The image of Philando Castile bleeding to death, while the police continued to aim a weapon at them was shocking. But what hurt most was the image of the young child who cried after witnessing the police kill Philando. We keep asking, when will enough ever be enough? When will the day come when it is no longer routine for police to kill black men? So, when will black lives ever matter to White America? In 2015, nearly 1,200 people were killed by the police, 24% were African American, which is extremely high given that African Americans make up only 13% of the nation’s population. Ferguson, a St. Louis suburb, gained national attention because of rioting after the August 2014 shooting of Brown, an unarmed black 18-year-old, by white police officer Darren Wilson. Most protests were peaceful, but violence erupted again when a grand jury decided not to bring charges against Wilson. A federal investigation later found patterns of racial discrimination by Ferguson police. The demonstrations helped to coalesce the civil rights movement Black Lives Matter. Despite this police brutality, some white Americans still believe that “our country has made the changes needed to give blacks equal rights to whites.” There’s no excuse for such irresponsible comments considering the mountain of evidence that America is racist. Such discrimination occurs on multiple fronts, with regard to racial profiling, police brutality, media depictions of African Americans, and racism on the part of the public. Much of this evidence is new, other studies are older.

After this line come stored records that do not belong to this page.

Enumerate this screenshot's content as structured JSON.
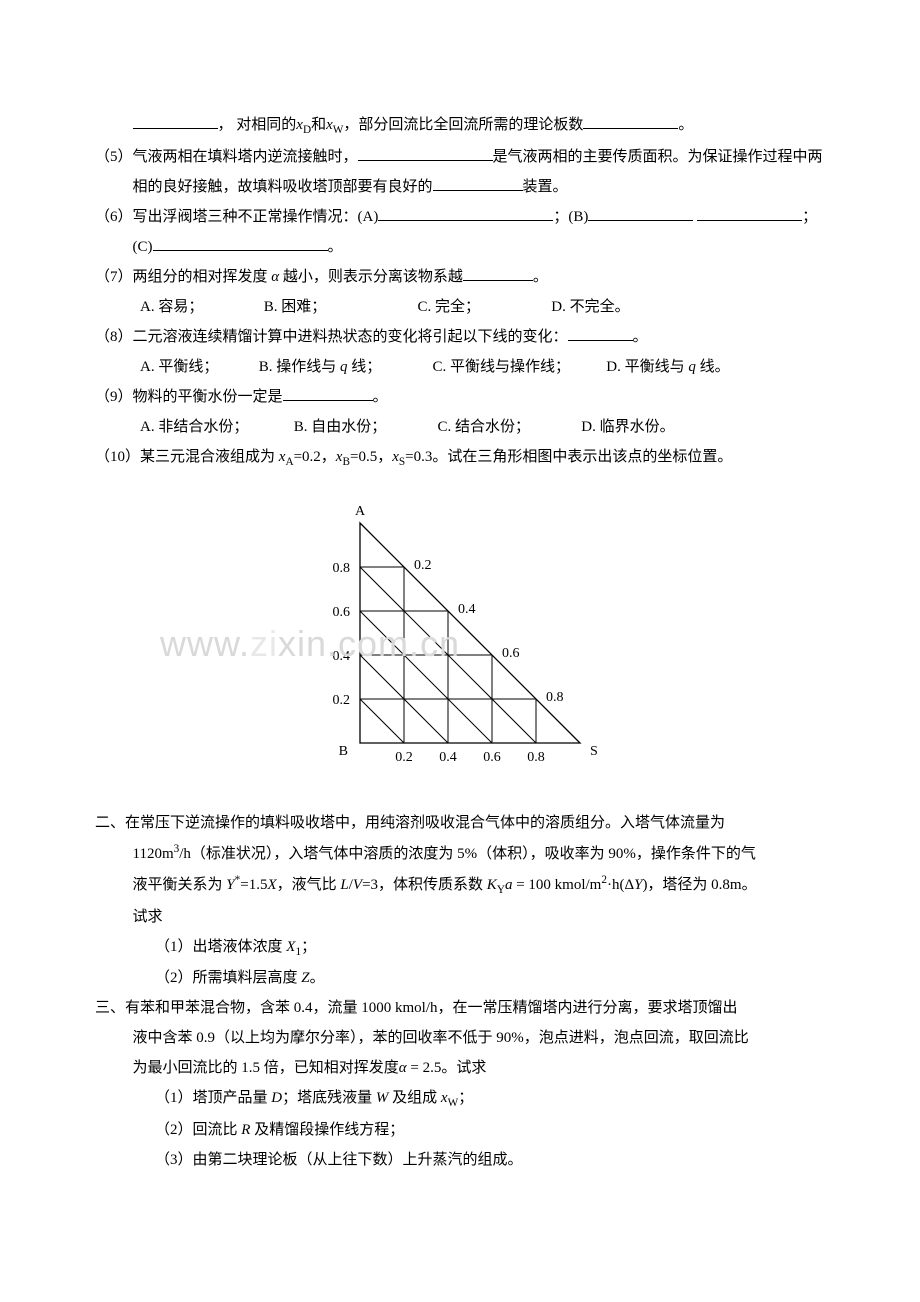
{
  "q4_cont": {
    "t1": "，  对相同的",
    "xd": "x",
    "xd_sub": "D",
    "t2": "和",
    "xw": "x",
    "xw_sub": "W",
    "t3": "，部分回流比全回流所需的理论板数",
    "t4": "。"
  },
  "q5": {
    "num": "（5）",
    "t1": "气液两相在填料塔内逆流接触时，",
    "t2": "是气液两相的主要传质面积。为保证操作过程中两相的良好接触，故填料吸收塔顶部要有良好的",
    "t3": "装置。"
  },
  "q6": {
    "num": "（6）",
    "t1": "写出浮阀塔三种不正常操作情况：(A)",
    "t2": "；(B)",
    "t3": "；(C)",
    "t4": "。"
  },
  "q7": {
    "num": "（7）",
    "t1": "两组分的相对挥发度 ",
    "alpha": "α",
    "t2": " 越小，则表示分离该物系越",
    "t3": "。",
    "opts": {
      "a": "A. 容易；",
      "b": "B. 困难；",
      "c": "C. 完全；",
      "d": "D. 不完全。"
    }
  },
  "q8": {
    "num": "（8）",
    "t1": "二元溶液连续精馏计算中进料热状态的变化将引起以下线的变化：",
    "t2": "。",
    "opts": {
      "a": "A. 平衡线；",
      "b_pre": "B. 操作线与 ",
      "b_q": "q",
      "b_post": " 线；",
      "c": "C. 平衡线与操作线；",
      "d_pre": "D. 平衡线与 ",
      "d_q": "q",
      "d_post": " 线。"
    }
  },
  "q9": {
    "num": "（9）",
    "t1": "物料的平衡水份一定是",
    "t2": "。",
    "opts": {
      "a": "A. 非结合水份；",
      "b": "B. 自由水份；",
      "c": "C. 结合水份；",
      "d": "D. 临界水份。"
    }
  },
  "q10": {
    "num": "（10）",
    "t1": "某三元混合液组成为 ",
    "xa": "x",
    "xa_sub": "A",
    "xa_val": "=0.2，",
    "xb": "x",
    "xb_sub": "B",
    "xb_val": "=0.5，",
    "xs": "x",
    "xs_sub": "S",
    "xs_val": "=0.3。",
    "t2": "试在三角形相图中表示出该点的坐标位置。"
  },
  "triangle": {
    "labels": {
      "top": "A",
      "left": "B",
      "right": "S"
    },
    "left_ticks": [
      "0.8",
      "0.6",
      "0.4",
      "0.2"
    ],
    "right_ticks": [
      "0.2",
      "0.4",
      "0.6",
      "0.8"
    ],
    "bottom_ticks": [
      "0.2",
      "0.4",
      "0.6",
      "0.8"
    ],
    "stroke": "#000000",
    "grid_stroke": "#000000",
    "text_color": "#000000"
  },
  "wm": {
    "text1": "www.",
    "text2": "zi",
    "text3": "xi",
    "text4": "n.com.cn"
  },
  "sec2": {
    "num": "二、",
    "line1": "在常压下逆流操作的填料吸收塔中，用纯溶剂吸收混合气体中的溶质组分。入塔气体流量为",
    "line2a": "1120m",
    "line2a_sup": "3",
    "line2b": "/h（标准状况），入塔气体中溶质的浓度为 5%（体积），吸收率为 90%，操作条件下的气",
    "line3a": "液平衡关系为 ",
    "y": "Y",
    "ystar": "*",
    "eq": "=1.5",
    "x": "X",
    "line3b": "，液气比 ",
    "lv": "L",
    "slash": "/",
    "vv": "V",
    "lvval": "=3，体积传质系数 ",
    "ky": "K",
    "ky_sub": "Y",
    "ka": "a",
    "kyval": " = 100 kmol/m",
    "kyval_sup": "2",
    "kyval2": "·h(Δ",
    "dy": "Y",
    "kyval3": ")，塔径为 0.8m。",
    "line4": "试求",
    "sub1_num": "（1）",
    "sub1": "出塔液体浓度 ",
    "x1": "X",
    "x1_sub": "1",
    "sub1_end": "；",
    "sub2_num": "（2）",
    "sub2": "所需填料层高度 ",
    "z": "Z",
    "sub2_end": "。"
  },
  "sec3": {
    "num": "三、",
    "line1": "有苯和甲苯混合物，含苯 0.4，流量 1000 kmol/h，在一常压精馏塔内进行分离，要求塔顶馏出",
    "line2": "液中含苯 0.9（以上均为摩尔分率），苯的回收率不低于 90%，泡点进料，泡点回流，取回流比",
    "line3a": "为最小回流比的 1.5 倍，已知相对挥发度",
    "alpha": "α",
    "line3b": " = 2.5。试求",
    "sub1_num": "（1）",
    "sub1a": "塔顶产品量 ",
    "d": "D",
    "sub1b": "；塔底残液量 ",
    "w": "W",
    "sub1c": " 及组成 ",
    "xw": "x",
    "xw_sub": "W",
    "sub1d": "；",
    "sub2_num": "（2）",
    "sub2a": "回流比 ",
    "r": "R",
    "sub2b": " 及精馏段操作线方程；",
    "sub3_num": "（3）",
    "sub3": "由第二块理论板（从上往下数）上升蒸汽的组成。"
  }
}
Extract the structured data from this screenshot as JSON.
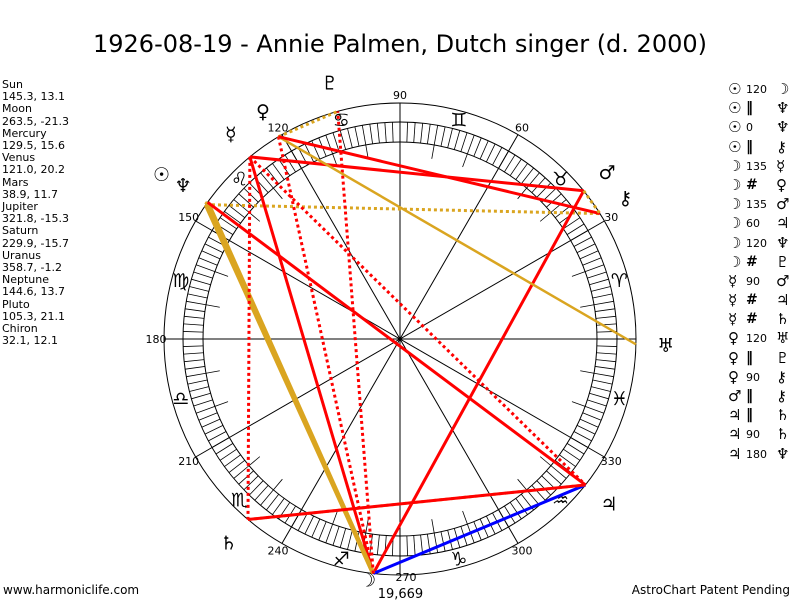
{
  "title": "1926-08-19 - Annie Palmen, Dutch singer (d. 2000)",
  "planets": [
    {
      "name": "Sun",
      "coords": "145.3, 13.1",
      "lon": 145.3,
      "glyph": "☉"
    },
    {
      "name": "Moon",
      "coords": "263.5, -21.3",
      "lon": 263.5,
      "glyph": "☽"
    },
    {
      "name": "Mercury",
      "coords": "129.5, 15.6",
      "lon": 129.5,
      "glyph": "☿"
    },
    {
      "name": "Venus",
      "coords": "121.0, 20.2",
      "lon": 121.0,
      "glyph": "♀"
    },
    {
      "name": "Mars",
      "coords": "38.9, 11.7",
      "lon": 38.9,
      "glyph": "♂"
    },
    {
      "name": "Jupiter",
      "coords": "321.8, -15.3",
      "lon": 321.8,
      "glyph": "♃"
    },
    {
      "name": "Saturn",
      "coords": "229.9, -15.7",
      "lon": 229.9,
      "glyph": "♄"
    },
    {
      "name": "Uranus",
      "coords": "358.7, -1.2",
      "lon": 358.7,
      "glyph": "♅"
    },
    {
      "name": "Neptune",
      "coords": "144.6, 13.7",
      "lon": 144.6,
      "glyph": "♆"
    },
    {
      "name": "Pluto",
      "coords": "105.3, 21.1",
      "lon": 105.3,
      "glyph": "♇"
    },
    {
      "name": "Chiron",
      "coords": "32.1, 12.1",
      "lon": 32.1,
      "glyph": "⚷"
    }
  ],
  "aspects": [
    {
      "p1": "☉",
      "type": "120",
      "p2": "☽",
      "a": 0,
      "b": 1
    },
    {
      "p1": "☉",
      "type": "‖",
      "p2": "♆",
      "a": 0,
      "b": 8
    },
    {
      "p1": "☉",
      "type": "0",
      "p2": "♆",
      "a": 0,
      "b": 8
    },
    {
      "p1": "☉",
      "type": "‖",
      "p2": "⚷",
      "a": 0,
      "b": 10
    },
    {
      "p1": "☽",
      "type": "135",
      "p2": "☿",
      "a": 1,
      "b": 2
    },
    {
      "p1": "☽",
      "type": "#",
      "p2": "♀",
      "a": 1,
      "b": 3
    },
    {
      "p1": "☽",
      "type": "135",
      "p2": "♂",
      "a": 1,
      "b": 4
    },
    {
      "p1": "☽",
      "type": "60",
      "p2": "♃",
      "a": 1,
      "b": 5
    },
    {
      "p1": "☽",
      "type": "120",
      "p2": "♆",
      "a": 1,
      "b": 8
    },
    {
      "p1": "☽",
      "type": "#",
      "p2": "♇",
      "a": 1,
      "b": 9
    },
    {
      "p1": "☿",
      "type": "90",
      "p2": "♂",
      "a": 2,
      "b": 4
    },
    {
      "p1": "☿",
      "type": "#",
      "p2": "♃",
      "a": 2,
      "b": 5
    },
    {
      "p1": "☿",
      "type": "#",
      "p2": "♄",
      "a": 2,
      "b": 6
    },
    {
      "p1": "♀",
      "type": "120",
      "p2": "♅",
      "a": 3,
      "b": 7
    },
    {
      "p1": "♀",
      "type": "‖",
      "p2": "♇",
      "a": 3,
      "b": 9
    },
    {
      "p1": "♀",
      "type": "90",
      "p2": "⚷",
      "a": 3,
      "b": 10
    },
    {
      "p1": "♂",
      "type": "‖",
      "p2": "⚷",
      "a": 4,
      "b": 10
    },
    {
      "p1": "♃",
      "type": "‖",
      "p2": "♄",
      "a": 5,
      "b": 6
    },
    {
      "p1": "♃",
      "type": "90",
      "p2": "♄",
      "a": 5,
      "b": 6
    },
    {
      "p1": "♃",
      "type": "180",
      "p2": "♆",
      "a": 5,
      "b": 8
    }
  ],
  "zodiac": [
    "♈",
    "♉",
    "♊",
    "♋",
    "♌",
    "♍",
    "♎",
    "♏",
    "♐",
    "♑",
    "♒",
    "♓"
  ],
  "degree_labels": [
    "30",
    "60",
    "90",
    "120",
    "150",
    "180",
    "210",
    "240",
    "270",
    "300",
    "330"
  ],
  "moon_annotation": "19,669",
  "colors": {
    "hard": "#ff0000",
    "trine": "#daa520",
    "sextile": "#0000ff"
  },
  "footer": {
    "left": "www.harmoniclife.com",
    "right": "AstroChart Patent Pending"
  }
}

A number of recent studies provide definitive evidence of police brutality in law enforcement. Studies are showing that the race of citizens deeply matters in police stops. That is blacks are more likely than whites to be subject to police violence. There is major inequity between blacks and whites regarding police brutality. The mistreatment of blacks relative to whites, itself amounts to brutalizing an entire race of people. Across many measures, blacks are more likely to be subjected to violence, even in cases when they do not violently resist police. Black suspects are more likely to be pushed against a wall, handcuffed without being arrested, pushed to the ground, pepper sprayed, touched by hand, or had a weapon drawn on them. It is well known that drug arrest rates are higher in minority neighbourhoods, but these neighbourhoods are also targeted far more often than white, affluent ones, despite comparable drug use among whites and blacks. By profiling minority neighbourhoods more often, police are sure to find black perpetrators more often than white ones. Higher arrest rates in minority areas are defended by police as legitimate because minority areas “have higher crime rates.” But racial profiling itself creates higher crime rates in minority neighbourhoods, creating a self-fulfilling prophecy. Minorities are more likely to be convicted in death penalty cases than whites.

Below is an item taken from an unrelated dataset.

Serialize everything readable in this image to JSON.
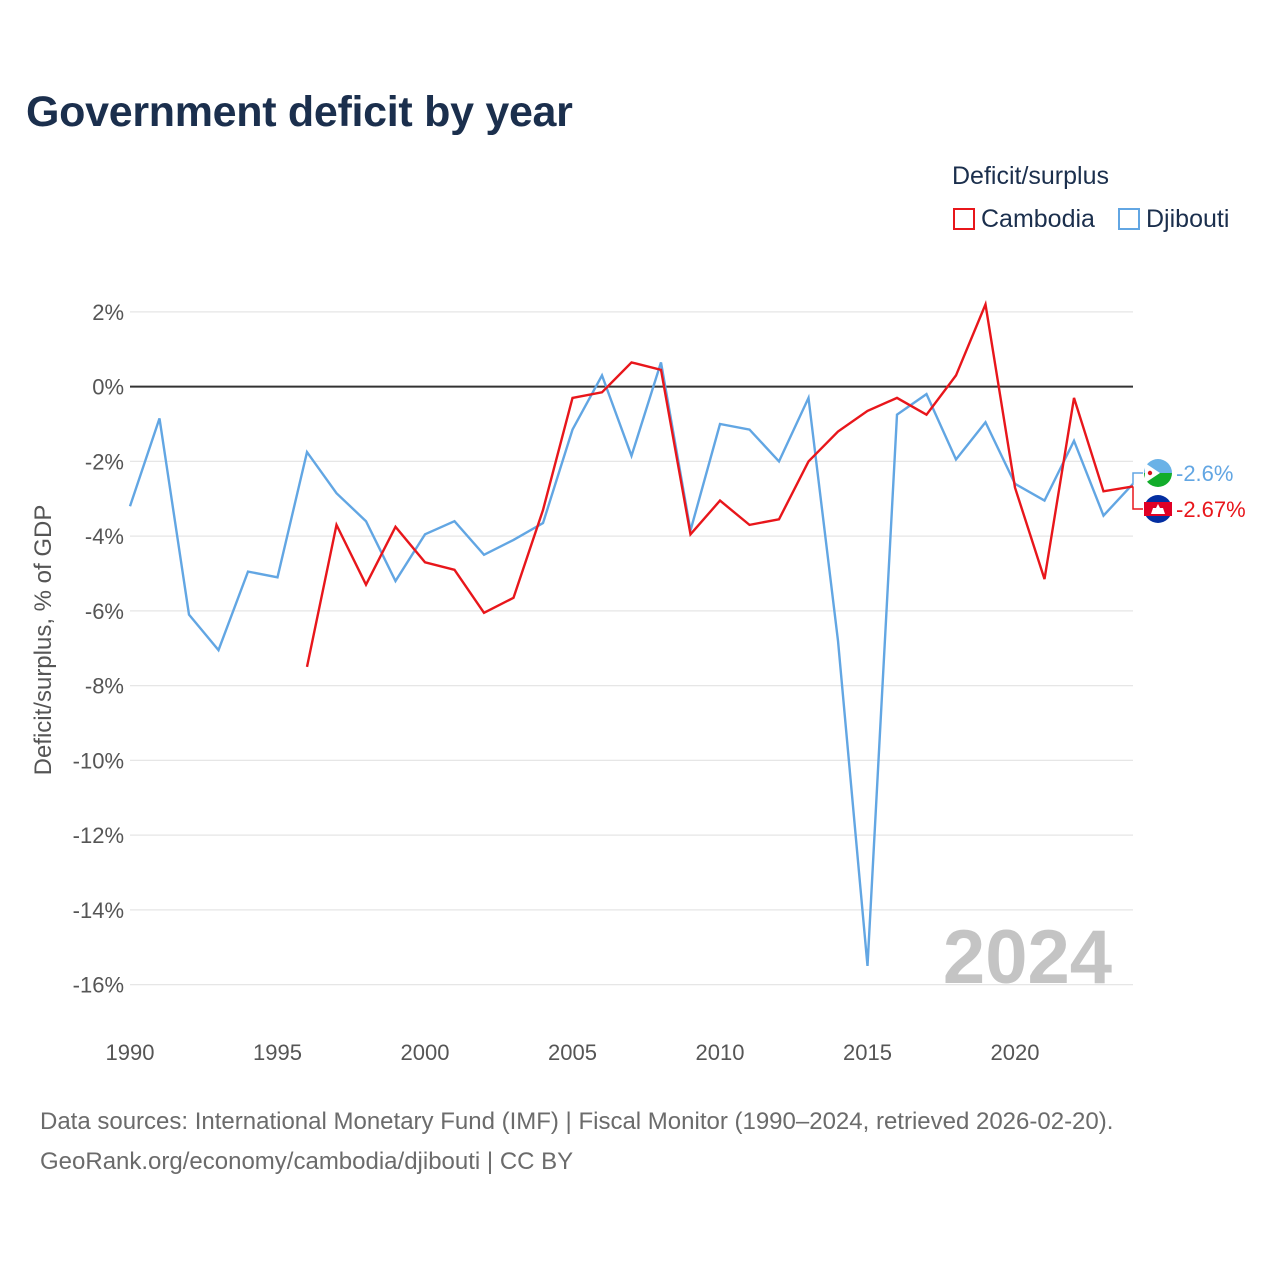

White media stereotypes against minorities allow Americans to rationalize and defend a brutally discriminatory legal system. In mainstream media, blacks are portrayed as perpetrators in stories on violent crime while whites are more often portrayed as victims of crime. This radically uneven portrayals threaten to create stereotypes in the American mind; to be black is to be an aggressor, to be white is to be a victim of black aggression. News stories on poverty continue to depict blacks as poor at a far higher rate than the actual number of blacks in poverty. In this case, a second stereotype is evident: to be black is to be poor, but to be white is to suffer through the burden of dealing with blacks who are poor. We live in a culture in which the media embrace racist stereotypes, and those stereotypes are burned into the American psyche. Superficial efforts to frame all citizens as already equal under the law, regardless of skin colour, or to frame police as the victims of an escalating “war on cops” led by Black Lives Matter should be rejected out of hand. Racial strife in America will decline when the root causes of racial inequality are honestly and openly addressed. Until this happens, we should expect the protests in pursuit of racial equality to continue. But the continuing merciless killing of Blacks is indicative that Black lives do not matter to White America.